Link to Podcast: http://medicalminute.madewithopinion.com/cap-vs-hca-pneumonia/
Run Time: 4 minutes
Author: Dr. Martin O’Bryan
- PERC Score: age >50, HR <100, O2 >95%, no history of PE or DVT, no recent trauma, no hemoptysis, no oral contraceptive, and no unilateral leg swelling.
- If all are negative then probability of a PE is under 2%.
- A WELLS Score of <4 = low risk for PE and a negative dimer is good enough to rule out PE – there is no need for CT scan.
- WELLS score: PE #1 dx (+3), HR >100 (+1.5), surgery/immobilization in last 4 weeks (+1.5), previous DVT (+1.5), hemoptysis (+1), malignancy in last 6 months (+1), and symptoms of a DVT (+3).
- Study shows that a clinic feeling is as good as a WELLS score.
Link to Podcast: http://medicalminute.madewithopinion.com/perc-and-wells-score-for-pe/
Run Time: 4 minutes
Author: Dr. Peter Bakes
- 75% of pleural effusions seen in US emergency rooms are caused by one of three non-trauma diagnoses: congestive heart failure, infection, and cancer.

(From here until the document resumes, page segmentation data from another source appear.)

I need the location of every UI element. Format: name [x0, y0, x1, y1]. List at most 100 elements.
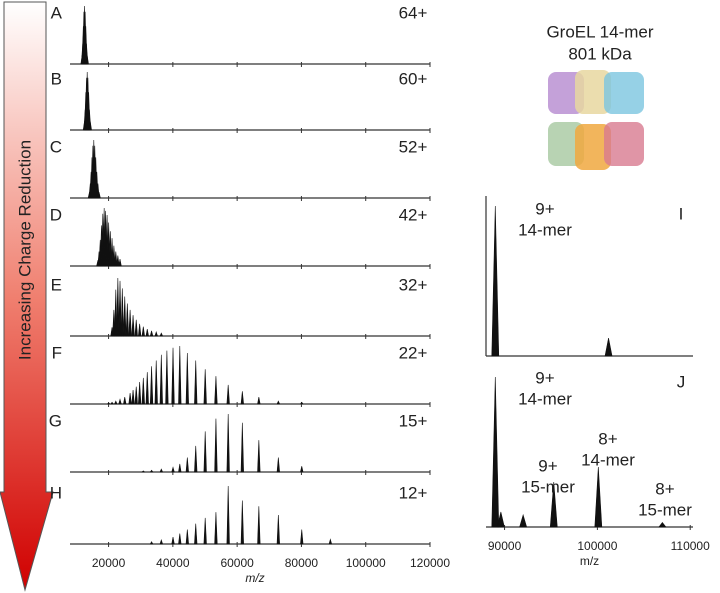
peak-annotation: 9+ [535, 368, 554, 387]
peak [276, 400, 281, 405]
peak [141, 470, 146, 473]
peak [194, 360, 198, 405]
peak [118, 280, 122, 337]
charge-label: 64+ [399, 3, 428, 22]
peak [87, 192, 92, 199]
peak [149, 366, 154, 405]
peak [114, 400, 118, 405]
peak [203, 431, 207, 473]
peak [134, 319, 138, 337]
peak [226, 384, 230, 405]
peak [141, 326, 145, 337]
peak [138, 381, 142, 405]
panel-label: B [51, 69, 62, 88]
panel-label: D [50, 205, 62, 224]
peak [82, 121, 87, 131]
x-tick-label: 120000 [410, 556, 450, 570]
peak [240, 500, 244, 545]
peak [257, 506, 261, 545]
panel-label: F [52, 343, 62, 362]
peak [214, 418, 218, 473]
peak [496, 511, 505, 528]
peak [134, 386, 138, 405]
peak [604, 337, 613, 357]
peak [214, 512, 218, 545]
peak-annotation: 9+ [538, 456, 557, 475]
x-tick-label: 80000 [285, 556, 319, 570]
peak [171, 536, 175, 545]
peak [549, 481, 558, 528]
peak [159, 468, 164, 473]
panel-label: C [50, 137, 62, 156]
charge-label: 12+ [399, 483, 428, 502]
peak [194, 523, 198, 545]
peak [116, 255, 120, 267]
peak [131, 315, 135, 337]
structure-image [548, 70, 644, 170]
peak [299, 401, 304, 405]
panel-label: G [49, 411, 62, 430]
peak-annotation: 14-mer [581, 450, 635, 469]
peak [154, 360, 158, 405]
x-tick-label: 110000 [671, 539, 710, 553]
protein-mass: 801 kDa [568, 44, 632, 63]
peak-annotation: 9+ [535, 199, 554, 218]
panel-label: E [51, 275, 62, 294]
peak [118, 258, 122, 267]
peak [300, 529, 304, 545]
peak [96, 260, 100, 267]
peak [519, 513, 528, 528]
charge-label: 60+ [399, 69, 428, 88]
peak [171, 347, 175, 405]
x-tick-label: 40000 [156, 556, 190, 570]
x-tick-label: 90000 [488, 539, 522, 553]
peak [240, 422, 244, 473]
peak [120, 288, 124, 337]
peak [594, 466, 603, 528]
peak [141, 377, 145, 405]
peak [178, 533, 182, 545]
peak [185, 457, 189, 473]
peak [145, 372, 149, 405]
peak [257, 396, 261, 405]
peak-annotation: 14-mer [518, 389, 572, 408]
x-tick-label: 100000 [577, 539, 617, 553]
peak [110, 327, 114, 337]
peak-annotation: 8+ [598, 429, 617, 448]
peak [178, 463, 182, 473]
x-axis-label: m/z [245, 571, 264, 585]
x-tick-label: 100000 [346, 556, 386, 570]
peak [159, 332, 164, 337]
arrow-label: Increasing Charge Reduction [15, 140, 34, 360]
peak [154, 330, 158, 337]
x-axis-label: m/z [580, 554, 599, 568]
peak [203, 517, 207, 545]
peak [194, 445, 198, 473]
peak [125, 303, 129, 337]
peak [149, 330, 154, 337]
protein-name: GroEL 14-mer [546, 22, 653, 41]
peak [159, 354, 163, 405]
peak [123, 396, 127, 405]
charge-label: 32+ [399, 275, 428, 294]
peak [491, 376, 500, 528]
peak [112, 309, 116, 337]
peak [159, 538, 164, 545]
peak [114, 289, 118, 337]
peak [80, 55, 84, 65]
peak [226, 413, 230, 473]
peak [226, 485, 230, 545]
peak-annotation: 15-mer [638, 500, 692, 519]
charge-label: 15+ [399, 411, 428, 430]
panel-label: H [50, 483, 62, 502]
peak [214, 376, 218, 405]
peak [185, 352, 189, 405]
peak [131, 390, 135, 405]
peak [276, 457, 280, 473]
peak [185, 529, 189, 545]
x-tick-label: 60000 [220, 556, 254, 570]
charge-label: 52+ [399, 137, 428, 156]
peak [300, 466, 304, 473]
charge-label: 22+ [399, 343, 428, 362]
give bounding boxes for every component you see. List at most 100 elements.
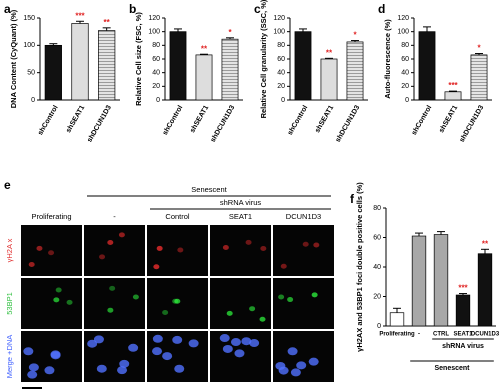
- bar: [221, 38, 239, 101]
- x-tick-label: shSEAT1: [65, 104, 86, 134]
- cell-nucleus: [118, 232, 125, 238]
- x-tick-label: shControl: [287, 104, 310, 136]
- bar: [444, 91, 462, 101]
- x-tick-label: shDCUN1D3: [86, 104, 113, 143]
- cell-nucleus: [66, 299, 73, 305]
- cell-nucleus: [107, 307, 114, 313]
- y-tick-label: 80: [152, 42, 160, 49]
- micrograph: [210, 225, 271, 276]
- x-tick-label: shDCUN1D3: [335, 104, 362, 143]
- cell-nucleus: [313, 242, 320, 248]
- y-tick-label: 100: [148, 29, 160, 36]
- column-label: DCUN1D3: [286, 212, 321, 221]
- bar: [294, 31, 312, 101]
- panel-label: d: [378, 2, 385, 16]
- cell-nucleus: [107, 240, 114, 246]
- x-tick-label: shControl: [37, 104, 60, 136]
- x-tick-label: -: [418, 332, 420, 338]
- bar: [470, 54, 488, 101]
- cell-nucleus: [249, 306, 256, 312]
- y-tick-label: 40: [373, 264, 381, 271]
- cell-nucleus: [109, 285, 116, 291]
- y-tick-label: 50: [27, 70, 35, 77]
- significance: ***: [458, 284, 468, 293]
- x-tick-label: shControl: [411, 104, 434, 136]
- cell-nucleus: [44, 366, 55, 375]
- bar: [195, 54, 213, 101]
- y-tick-label: 80: [277, 42, 285, 49]
- x-tick-label: DCUN1D3: [471, 332, 500, 338]
- bar: [346, 41, 364, 101]
- cell-nucleus: [53, 297, 60, 303]
- significance: *: [477, 44, 481, 53]
- micrograph: [84, 225, 145, 276]
- column-label: -: [113, 212, 116, 221]
- cell-nucleus: [226, 310, 233, 316]
- cell-nucleus: [153, 264, 160, 270]
- x-tick-label: shDCUN1D3: [210, 104, 237, 143]
- y-axis-label: Relative Cell granularity (SSC, %): [259, 0, 268, 118]
- y-tick-label: 150: [23, 15, 35, 22]
- bar: [98, 30, 116, 101]
- y-tick-label: 0: [377, 323, 381, 330]
- cell-nucleus: [234, 349, 245, 358]
- y-tick-label: 40: [277, 70, 285, 77]
- cell-nucleus: [280, 263, 287, 269]
- significance: **: [104, 18, 111, 27]
- cell-nucleus: [36, 245, 43, 251]
- y-tick-label: 0: [281, 97, 285, 104]
- y-axis-label: Auto-fluorescence (%): [383, 19, 392, 99]
- bar: [455, 294, 471, 327]
- group-label: shRNA virus: [442, 343, 484, 350]
- cell-nucleus: [48, 250, 55, 256]
- cell-nucleus: [222, 344, 233, 353]
- x-tick-label: shControl: [162, 104, 185, 136]
- cell-nucleus: [93, 335, 104, 344]
- y-tick-label: 100: [273, 29, 285, 36]
- cell-nucleus: [219, 334, 230, 343]
- cell-nucleus: [27, 370, 38, 379]
- x-tick-label: shSEAT1: [189, 104, 210, 134]
- y-tick-label: 120: [148, 15, 160, 22]
- x-tick-label: shDCUN1D3: [459, 104, 486, 143]
- cell-nucleus: [172, 298, 179, 304]
- y-tick-label: 20: [373, 293, 381, 300]
- cell-nucleus: [249, 339, 260, 348]
- cell-nucleus: [152, 334, 163, 343]
- cell-nucleus: [278, 294, 285, 300]
- row-label: 53BP1: [5, 292, 14, 315]
- cell-nucleus: [174, 364, 185, 373]
- cell-nucleus: [28, 363, 39, 372]
- group-label: Senescent: [191, 185, 227, 194]
- y-tick-label: 40: [401, 70, 409, 77]
- bar: [320, 58, 338, 101]
- bar: [71, 23, 89, 101]
- y-tick-label: 20: [152, 83, 160, 90]
- significance: ***: [75, 11, 85, 20]
- cell-nucleus: [117, 366, 128, 375]
- cell-nucleus: [162, 352, 173, 361]
- y-tick-label: 80: [373, 205, 381, 212]
- panel-label: c: [254, 2, 261, 16]
- cell-nucleus: [174, 298, 181, 304]
- y-tick-label: 0: [31, 97, 35, 104]
- micrograph: [273, 225, 334, 276]
- cell-nucleus: [188, 339, 199, 348]
- cell-nucleus: [162, 309, 169, 315]
- x-tick-label: CTRL: [433, 332, 449, 338]
- cell-nucleus: [87, 339, 98, 348]
- x-tick-label: SEAT1: [454, 332, 474, 338]
- cell-nucleus: [156, 245, 163, 251]
- bar: [418, 31, 436, 101]
- bar: [411, 235, 427, 327]
- bar: [44, 44, 62, 101]
- cell-nucleus: [287, 297, 294, 303]
- y-tick-label: 20: [277, 83, 285, 90]
- bar: [477, 253, 493, 327]
- cell-nucleus: [23, 347, 34, 356]
- y-tick-label: 100: [23, 42, 35, 49]
- y-tick-label: 80: [401, 42, 409, 49]
- cell-nucleus: [241, 337, 252, 346]
- y-tick-label: 60: [277, 56, 285, 63]
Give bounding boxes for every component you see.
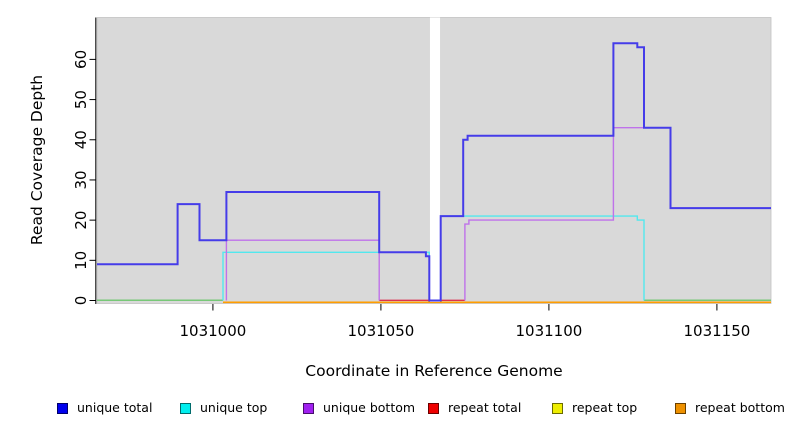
x-tick-label: 1031100 xyxy=(516,322,583,340)
y-tick-label: 60 xyxy=(72,50,90,69)
legend-swatch-unique-top xyxy=(180,402,191,414)
legend-swatch-repeat-total xyxy=(428,402,439,414)
legend-item-repeat-top: repeat top xyxy=(552,399,637,417)
legend: unique total unique top unique bottom re… xyxy=(0,399,792,421)
legend-swatch-unique-total xyxy=(57,402,68,414)
series-unique-total xyxy=(97,42,771,302)
coverage-gap-band xyxy=(429,17,441,302)
y-tick-label: 40 xyxy=(72,130,90,149)
y-tick-label: 0 xyxy=(72,296,90,306)
x-tick-label: 1031050 xyxy=(348,322,415,340)
legend-item-repeat-total: repeat total xyxy=(428,399,521,417)
legend-label: unique bottom xyxy=(323,400,416,415)
y-axis-title: Read Coverage Depth xyxy=(28,74,46,246)
legend-item-unique-bottom: unique bottom xyxy=(303,399,415,417)
legend-label: unique top xyxy=(200,400,268,415)
legend-swatch-unique-bottom xyxy=(303,402,314,414)
legend-item-unique-top: unique top xyxy=(180,399,267,417)
x-axis-title: Coordinate in Reference Genome xyxy=(305,362,563,380)
series-unique-bottom-left-block- xyxy=(225,239,380,301)
legend-swatch-repeat-bottom xyxy=(675,402,686,414)
legend-item-repeat-bottom: repeat bottom xyxy=(675,399,785,417)
legend-label: unique total xyxy=(77,400,153,415)
y-tick-label: 50 xyxy=(72,90,90,109)
y-tick-label: 10 xyxy=(72,251,90,270)
legend-item-unique-total: unique total xyxy=(57,399,152,417)
x-tick-label: 1031150 xyxy=(683,322,750,340)
x-tick-label: 1031000 xyxy=(180,322,247,340)
legend-label: repeat top xyxy=(572,400,638,415)
legend-swatch-repeat-top xyxy=(552,402,563,414)
y-tick-label: 20 xyxy=(72,211,90,230)
y-tick-label: 30 xyxy=(72,170,90,189)
legend-label: repeat total xyxy=(448,400,522,415)
legend-label: repeat bottom xyxy=(695,400,785,415)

- First test of choice without history is a diagnostic aspiration of the pleural fluid. This determines if the pleural effusion is transudate or exudate.
- Transudate is increased hydrostatic pressure causes fluid to leak into pleural space. This fluid would be low in proteins (less than 0.5), including LDH levels. This would be caused by congestive heart failure.
- Exudate is an inflammatory process causing vessels to leak. This fluid would be rich in proteins (greater than 0.5), including LDH. This would be caused by infection.
- For treatment, if the effusion is large you would want to take out about 1500 ccs of the fluid. If it is a chronic pleural effusion the patient will receive a chest tube as well as an infusion with a talc slurry. These patients usually have some malignancy causing their pleural effusions.